Take a relaxed dough ball and roll it out into a sheet using a rolling pin.

Gently flip it over so the smooth side is facing down. Place the prepared cheese and red bean filling on top and spread the filling evenly.

Roll it up from top to bottom.

Pinch the opening closed.

Take four rolled dough balls as a group and place them into a 250g mold.

Begin the second proofing. I used a proofing box at 33-35 degrees Celsius and 80% humidity. If you don't have a proofing box, you can use an oven for the second proofing. If your oven doesn't have humidity control, you can place a bowl of warm water inside to maintain humidity. Proof until the dough is about 90% full, smooth, and elastic; it should slowly spring back when lightly pressed.

Brush a thin layer of egg wash onto the surface of the risen dough, cut a slit in the middle, squeeze in softened butter, and then sprinkle with almond slices or streusel for decoration.

Place in a preheated oven at 165°C (top heat) and 180°C (bottom heat) for 28 minutes. The time and temperature are for reference only; please adjust according to your own oven.

Baking in progress~

Bake and come out of the oven – the color is very even.
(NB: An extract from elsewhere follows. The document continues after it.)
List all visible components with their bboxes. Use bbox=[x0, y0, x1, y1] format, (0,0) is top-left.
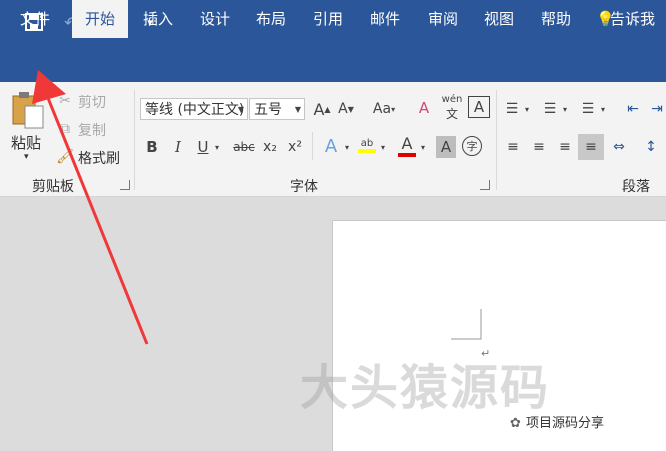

After baking, unmold and place on a cooling rack to cool. When it has cooled to a slight residual temperature, pack it into bags and seal for storage.

It's simple to make and looks great too!

This one has streusel topping sprinkled on top.
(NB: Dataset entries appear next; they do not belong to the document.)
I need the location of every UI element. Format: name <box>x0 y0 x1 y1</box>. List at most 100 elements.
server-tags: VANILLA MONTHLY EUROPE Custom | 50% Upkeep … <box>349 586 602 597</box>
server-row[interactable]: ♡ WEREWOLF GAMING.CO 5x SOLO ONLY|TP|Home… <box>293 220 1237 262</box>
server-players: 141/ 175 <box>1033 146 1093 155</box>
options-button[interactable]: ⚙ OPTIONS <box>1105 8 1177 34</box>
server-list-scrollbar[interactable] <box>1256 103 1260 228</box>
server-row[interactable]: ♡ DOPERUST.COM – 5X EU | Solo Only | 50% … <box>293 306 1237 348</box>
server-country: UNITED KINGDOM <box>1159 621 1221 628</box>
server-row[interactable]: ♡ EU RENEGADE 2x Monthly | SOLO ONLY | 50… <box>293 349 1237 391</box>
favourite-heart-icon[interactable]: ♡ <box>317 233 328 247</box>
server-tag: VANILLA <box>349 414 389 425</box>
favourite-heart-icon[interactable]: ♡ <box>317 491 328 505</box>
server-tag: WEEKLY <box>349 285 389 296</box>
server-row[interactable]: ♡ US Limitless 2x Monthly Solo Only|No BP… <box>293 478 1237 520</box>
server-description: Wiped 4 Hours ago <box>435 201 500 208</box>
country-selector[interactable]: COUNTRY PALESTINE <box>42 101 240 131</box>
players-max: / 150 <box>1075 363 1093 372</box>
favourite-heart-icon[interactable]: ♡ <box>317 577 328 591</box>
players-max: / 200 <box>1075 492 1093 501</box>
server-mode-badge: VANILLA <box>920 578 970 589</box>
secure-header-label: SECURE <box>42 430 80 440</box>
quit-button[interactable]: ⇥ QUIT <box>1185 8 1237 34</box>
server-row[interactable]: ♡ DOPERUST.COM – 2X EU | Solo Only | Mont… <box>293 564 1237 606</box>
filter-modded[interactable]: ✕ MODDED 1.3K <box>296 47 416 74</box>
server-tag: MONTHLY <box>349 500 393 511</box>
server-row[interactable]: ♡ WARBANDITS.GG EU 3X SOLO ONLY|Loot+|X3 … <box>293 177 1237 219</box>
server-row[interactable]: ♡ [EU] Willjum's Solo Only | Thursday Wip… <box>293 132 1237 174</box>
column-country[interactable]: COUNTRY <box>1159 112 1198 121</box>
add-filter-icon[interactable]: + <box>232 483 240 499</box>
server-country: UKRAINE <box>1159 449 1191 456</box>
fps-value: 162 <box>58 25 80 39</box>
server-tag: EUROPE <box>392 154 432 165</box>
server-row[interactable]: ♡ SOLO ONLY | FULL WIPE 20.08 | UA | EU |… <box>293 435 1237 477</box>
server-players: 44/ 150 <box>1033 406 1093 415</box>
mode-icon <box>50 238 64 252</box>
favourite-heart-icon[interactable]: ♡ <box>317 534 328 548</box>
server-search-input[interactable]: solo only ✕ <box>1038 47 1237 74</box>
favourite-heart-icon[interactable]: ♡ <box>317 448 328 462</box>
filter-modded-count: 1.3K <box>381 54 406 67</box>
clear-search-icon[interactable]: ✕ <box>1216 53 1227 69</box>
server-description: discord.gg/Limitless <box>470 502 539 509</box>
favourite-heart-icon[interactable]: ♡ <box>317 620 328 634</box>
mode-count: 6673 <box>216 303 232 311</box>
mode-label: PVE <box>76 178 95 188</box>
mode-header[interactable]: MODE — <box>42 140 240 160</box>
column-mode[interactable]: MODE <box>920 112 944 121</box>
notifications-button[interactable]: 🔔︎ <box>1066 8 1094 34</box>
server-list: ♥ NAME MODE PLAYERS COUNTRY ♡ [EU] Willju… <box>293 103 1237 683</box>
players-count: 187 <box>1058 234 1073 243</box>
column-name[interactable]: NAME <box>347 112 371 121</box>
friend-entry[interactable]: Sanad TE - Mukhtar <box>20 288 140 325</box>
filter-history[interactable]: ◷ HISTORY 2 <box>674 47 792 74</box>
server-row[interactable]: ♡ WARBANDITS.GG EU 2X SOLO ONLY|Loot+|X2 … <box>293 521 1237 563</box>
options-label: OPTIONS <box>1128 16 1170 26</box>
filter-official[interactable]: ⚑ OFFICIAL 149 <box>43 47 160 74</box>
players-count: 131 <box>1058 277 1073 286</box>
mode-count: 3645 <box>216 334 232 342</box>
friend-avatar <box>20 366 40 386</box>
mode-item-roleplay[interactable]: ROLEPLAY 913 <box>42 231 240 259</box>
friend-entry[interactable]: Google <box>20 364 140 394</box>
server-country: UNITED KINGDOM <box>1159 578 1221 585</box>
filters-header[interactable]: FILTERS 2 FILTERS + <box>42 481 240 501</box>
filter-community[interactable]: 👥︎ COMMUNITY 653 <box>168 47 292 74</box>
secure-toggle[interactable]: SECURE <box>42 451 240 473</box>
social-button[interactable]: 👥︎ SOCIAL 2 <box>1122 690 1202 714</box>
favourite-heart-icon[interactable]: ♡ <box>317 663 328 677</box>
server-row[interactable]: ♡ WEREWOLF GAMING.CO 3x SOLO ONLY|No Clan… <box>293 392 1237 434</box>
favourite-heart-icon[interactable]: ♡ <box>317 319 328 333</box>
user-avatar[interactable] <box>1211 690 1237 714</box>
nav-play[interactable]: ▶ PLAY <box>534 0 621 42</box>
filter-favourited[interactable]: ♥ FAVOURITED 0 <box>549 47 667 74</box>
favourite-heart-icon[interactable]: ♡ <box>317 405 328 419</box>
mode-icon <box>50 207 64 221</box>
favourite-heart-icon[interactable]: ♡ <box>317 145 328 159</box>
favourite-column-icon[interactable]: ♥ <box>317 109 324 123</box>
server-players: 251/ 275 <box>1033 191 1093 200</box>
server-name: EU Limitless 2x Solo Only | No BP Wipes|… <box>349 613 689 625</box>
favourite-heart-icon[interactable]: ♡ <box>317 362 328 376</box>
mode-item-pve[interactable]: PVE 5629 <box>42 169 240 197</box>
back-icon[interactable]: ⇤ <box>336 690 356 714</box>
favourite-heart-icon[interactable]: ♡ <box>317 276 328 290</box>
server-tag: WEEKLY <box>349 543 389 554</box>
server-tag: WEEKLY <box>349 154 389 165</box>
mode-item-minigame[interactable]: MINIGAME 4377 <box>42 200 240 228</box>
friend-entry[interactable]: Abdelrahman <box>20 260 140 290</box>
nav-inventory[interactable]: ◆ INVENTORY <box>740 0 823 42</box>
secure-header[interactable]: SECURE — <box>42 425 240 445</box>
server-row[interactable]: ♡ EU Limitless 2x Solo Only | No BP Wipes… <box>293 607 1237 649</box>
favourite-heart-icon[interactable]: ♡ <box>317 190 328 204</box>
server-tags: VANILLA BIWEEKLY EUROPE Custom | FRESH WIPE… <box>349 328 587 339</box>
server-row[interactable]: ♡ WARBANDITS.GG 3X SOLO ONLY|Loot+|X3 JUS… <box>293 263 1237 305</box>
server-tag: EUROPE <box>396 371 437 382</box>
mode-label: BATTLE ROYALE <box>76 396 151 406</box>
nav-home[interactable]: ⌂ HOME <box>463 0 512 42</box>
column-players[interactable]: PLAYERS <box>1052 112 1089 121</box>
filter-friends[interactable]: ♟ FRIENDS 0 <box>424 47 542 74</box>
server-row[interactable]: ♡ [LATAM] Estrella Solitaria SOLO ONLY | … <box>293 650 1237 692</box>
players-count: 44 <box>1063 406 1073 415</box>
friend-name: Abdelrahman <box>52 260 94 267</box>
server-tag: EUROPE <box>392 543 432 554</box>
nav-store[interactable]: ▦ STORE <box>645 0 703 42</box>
The bread is as soft and stretchy as cotton wool, and when paired with cheese and red beans, it's a favorite for both adults and children.
Soft and fragrant | Tips for making cheese and red bean mini toast
Many friends have asked: "I followed the recipe exactly, why is mine too wet? Why is mine too dry? Why...why..." Making bread requires flexibility in adjusting the liquid content of the recipe. Flour absorbs water differently, and the climate and humidity vary from north to south. You must observe the dough's consistency and add liquids accordingly—this is a well-worn topic! Homemade yogurt is thicker than store-bought. If using thinner yogurt, remember to reserve some and add it as needed, observing the dough's consistency. Adjust the time and temperature according to your own oven. Large and small ovens differ significantly, and even two identical ovens from the same brand will have temperature variations.